彼女の目を見た途端に、言いようのない悪寒が背筋に走った。しかしすぐに目を離すことは不可能だった。
紅玉よりもなお赤く光る、透き通った赤い瞳。それが眼孔に埋まっている。
美しかった。しかし本来そこにあるべきものではない気がして奇妙な感覚を覚えた。
それらを長く見つめることはできなかった。
吸い込まれそうなほどに美しいのに、見れば見るほどなぜだか厭な気分になっていく。
それに加えて老婆のように、しかし艶のある鮮やかな白髪。それを腰の辺りまで伸ばしていたのだ。
「…鬼」
気がつけば口から零れ落ちていた。
聞いていた鬼の姿とはだいぶ違う。鬼とは人の二倍近くの身体をもち、顔面は真っ赤に染まっている、と。
そんなイメージから連想されるには遠すぎる容姿だったが無意識のうちに言葉が出てしまったのだ。

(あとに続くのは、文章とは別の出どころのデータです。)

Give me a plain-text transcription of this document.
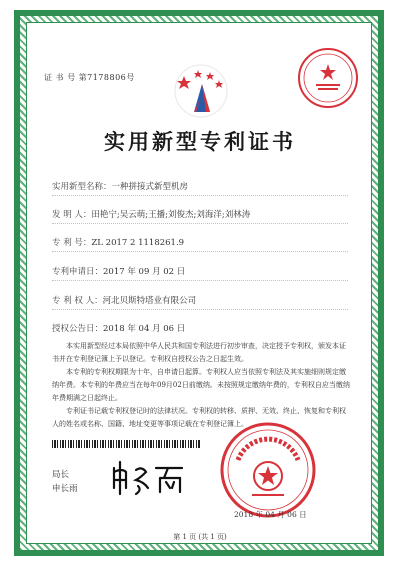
证 书 号 第7178806号
实用新型专利证书
实用新型名称：一种拼接式新型机房
发 明 人：田艳宁;吴云萌;王播;刘俊杰;刘海洋;刘林涛
专 利 号：ZL 2017 2 1118261.9
专利申请日：2017 年 09 月 02 日
专 利 权 人：河北贝斯特塔业有限公司
授权公告日：2018 年 04 月 06 日

本实用新型经过本局依照中华人民共和国专利法进行初步审查，决定授予专利权，颁发本证书并在专利登记簿上予以登记。专利权自授权公告之日起生效。

本专利的专利权期限为十年，自申请日起算。专利权人应当依照专利法及其实施细则规定缴纳年费。本专利的年费应当在每年09月02日前缴纳。未按照规定缴纳年费的，专利权自应当缴纳年费期满之日起终止。

专利证书记载专利权登记时的法律状况。专利权的转移、质押、无效、终止、恢复和专利权人的姓名或名称、国籍、地址变更等事项记载在专利登记簿上。

局长
申长雨
2018 年 04 月 06 日
第 1 页 (共 1 页)
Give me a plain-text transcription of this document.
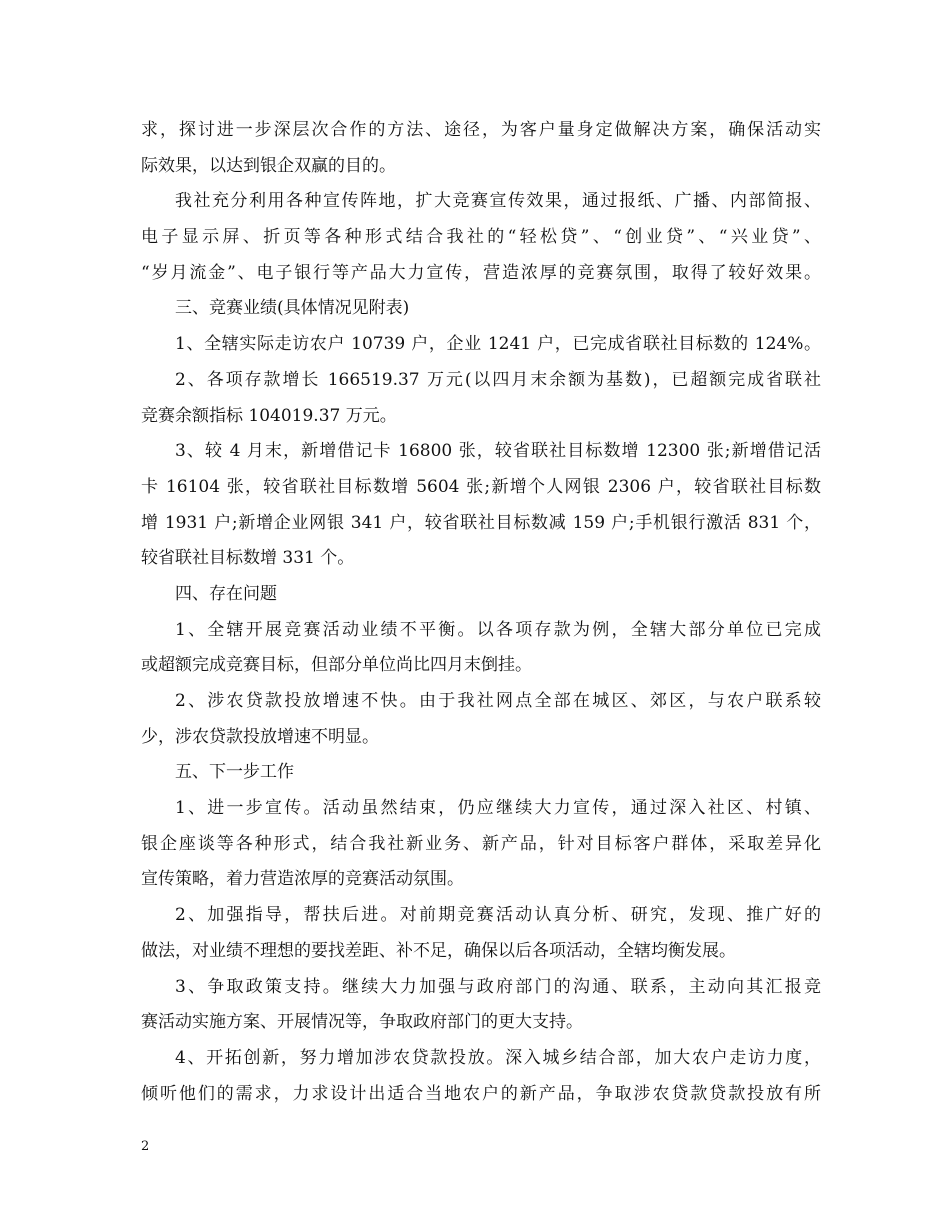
求，探讨进一步深层次合作的方法、途径，为客户量身定做解决方案，确保活动实
际效果，以达到银企双赢的目的。
我社充分利用各种宣传阵地，扩大竞赛宣传效果，通过报纸、广播、内部简报、
电子显示屏、折页等各种形式结合我社的“轻松贷”、“创业贷”、“兴业贷”、
“岁月流金”、电子银行等产品大力宣传，营造浓厚的竞赛氛围，取得了较好效果。
三、竞赛业绩(具体情况见附表)
1、全辖实际走访农户 10739 户，企业 1241 户，已完成省联社目标数的 124%。
2、各项存款增长 166519.37 万元(以四月末余额为基数)，已超额完成省联社
竞赛余额指标 104019.37 万元。
3、较 4 月末，新增借记卡 16800 张，较省联社目标数增 12300 张;新增借记活
卡 16104 张，较省联社目标数增 5604 张;新增个人网银 2306 户，较省联社目标数
增 1931 户;新增企业网银 341 户，较省联社目标数减 159 户;手机银行激活 831 个，
较省联社目标数增 331 个。
四、存在问题
1、全辖开展竞赛活动业绩不平衡。以各项存款为例，全辖大部分单位已完成
或超额完成竞赛目标，但部分单位尚比四月末倒挂。
2、涉农贷款投放增速不快。由于我社网点全部在城区、郊区，与农户联系较
少，涉农贷款投放增速不明显。
五、下一步工作
1、进一步宣传。活动虽然结束，仍应继续大力宣传，通过深入社区、村镇、
银企座谈等各种形式，结合我社新业务、新产品，针对目标客户群体，采取差异化
宣传策略，着力营造浓厚的竞赛活动氛围。
2、加强指导，帮扶后进。对前期竞赛活动认真分析、研究，发现、推广好的
做法，对业绩不理想的要找差距、补不足，确保以后各项活动，全辖均衡发展。
3、争取政策支持。继续大力加强与政府部门的沟通、联系，主动向其汇报竞
赛活动实施方案、开展情况等，争取政府部门的更大支持。
4、开拓创新，努力增加涉农贷款投放。深入城乡结合部，加大农户走访力度，
倾听他们的需求，力求设计出适合当地农户的新产品，争取涉农贷款贷款投放有所
2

その言葉は聞こえていなかったのか少女は私の目を見つめて聞いてきた。
「あなた、どこから来たんですか?」
その言葉に私は固まってしまって何も答えられなかった。
不思議な赤い目と目があったからじゃない。
少女の顔は私が顔をあげて見たときからずっと無表情だった。
その無表情のままたった一言、見ず知らずの旅人である私に尋ねただけのはずだ。
それなのに彼女の声は震え、かすれていた。何かにすがるようなその声をこんなに美しく神秘的な少女が発した。それだけで動揺してしまったのだ。

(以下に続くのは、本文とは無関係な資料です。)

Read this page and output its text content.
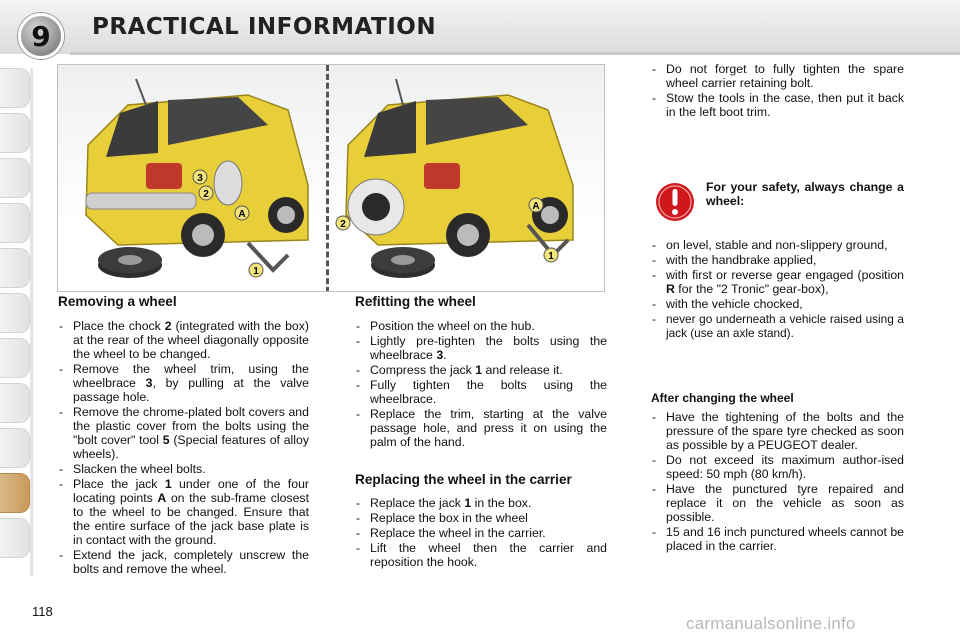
9 PRACTICAL INFORMATION
2
3
A
1
2
A
1
Removing a wheel
- Place the chock 2 (integrated with the box) at the rear of the wheel diagonally opposite the wheel to be changed.
- Remove the wheel trim, using the wheelbrace 3, by pulling at the valve passage hole.
- Remove the chrome-plated bolt covers and the plastic cover from the bolts using the "bolt cover" tool 5 (Special features of alloy wheels).
- Slacken the wheel bolts.
- Place the jack 1 under one of the four locating points A on the sub-frame closest to the wheel to be changed. Ensure that the entire surface of the jack base plate is in contact with the ground.
- Extend the jack, completely unscrew the bolts and remove the wheel.
Refitting the wheel
- Position the wheel on the hub.
- Lightly pre-tighten the bolts using the wheelbrace 3.
- Compress the jack 1 and release it.
- Fully tighten the bolts using the wheelbrace.
- Replace the trim, starting at the valve passage hole, and press it on using the palm of the hand.
Replacing the wheel in the carrier
- Replace the jack 1 in the box.
- Replace the box in the wheel
- Replace the wheel in the carrier.
- Lift the wheel then the carrier and reposition the hook.
- Do not forget to fully tighten the spare wheel carrier retaining bolt.
- Stow the tools in the case, then put it back in the left boot trim.
For your safety, always change a wheel:
- on level, stable and non-slippery ground,
- with the handbrake applied,
- with first or reverse gear engaged (position R for the "2 Tronic" gear-box),
- with the vehicle chocked,
- never go underneath a vehicle raised using a jack (use an axle stand).
After changing the wheel
- Have the tightening of the bolts and the pressure of the spare tyre checked as soon as possible by a PEUGEOT dealer.
- Do not exceed its maximum author-ised speed: 50 mph (80 km/h).
- Have the punctured tyre repaired and replace it on the vehicle as soon as possible.
- 15 and 16 inch punctured wheels cannot be placed in the carrier.
118
carmanualsonline.info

少女も自分の発した声に驚いたらしく、思わず口を、次にのどを押さえた。
そして一度ぎこちない笑顔になり、泣き顔に変わった。
「……う、……なん、で?」
必死に顔を隠し涙を袖でぬぐう少女に慌てて声をかけた。
「ど、どうしたの?大丈夫?」
自分では落ち着いていたつもりだがやはり動揺していたようで少しどもってしまう。
「だ、いじょ、うぶ、平気、です。……う、すみま、せん」
必死に泣きじゃくりながら言う様子はまったく平気そうに見えるわけもない。
傍から見ると奇怪な風景だっただろう。
山奥の道でうろたえる旅人らしき男に泣きじゃくる美しい巫女装束の少女。
この状況を見られたのなら半日を使ってでも誤解を解ける気がしない。
幸運だったのはよほど人の通らない道を歩いていたらしく、ほかに通行人はいなかったということだ。
まあ少女が泣き止むまでの半時ほど生きた心地はしなかったが。
「落ち着いた?」
「はい、本当にすいません……」
今は寝るときに使った石に彼女を座らせて、私は立った状態で話している。最初と間逆の立ち位置だった。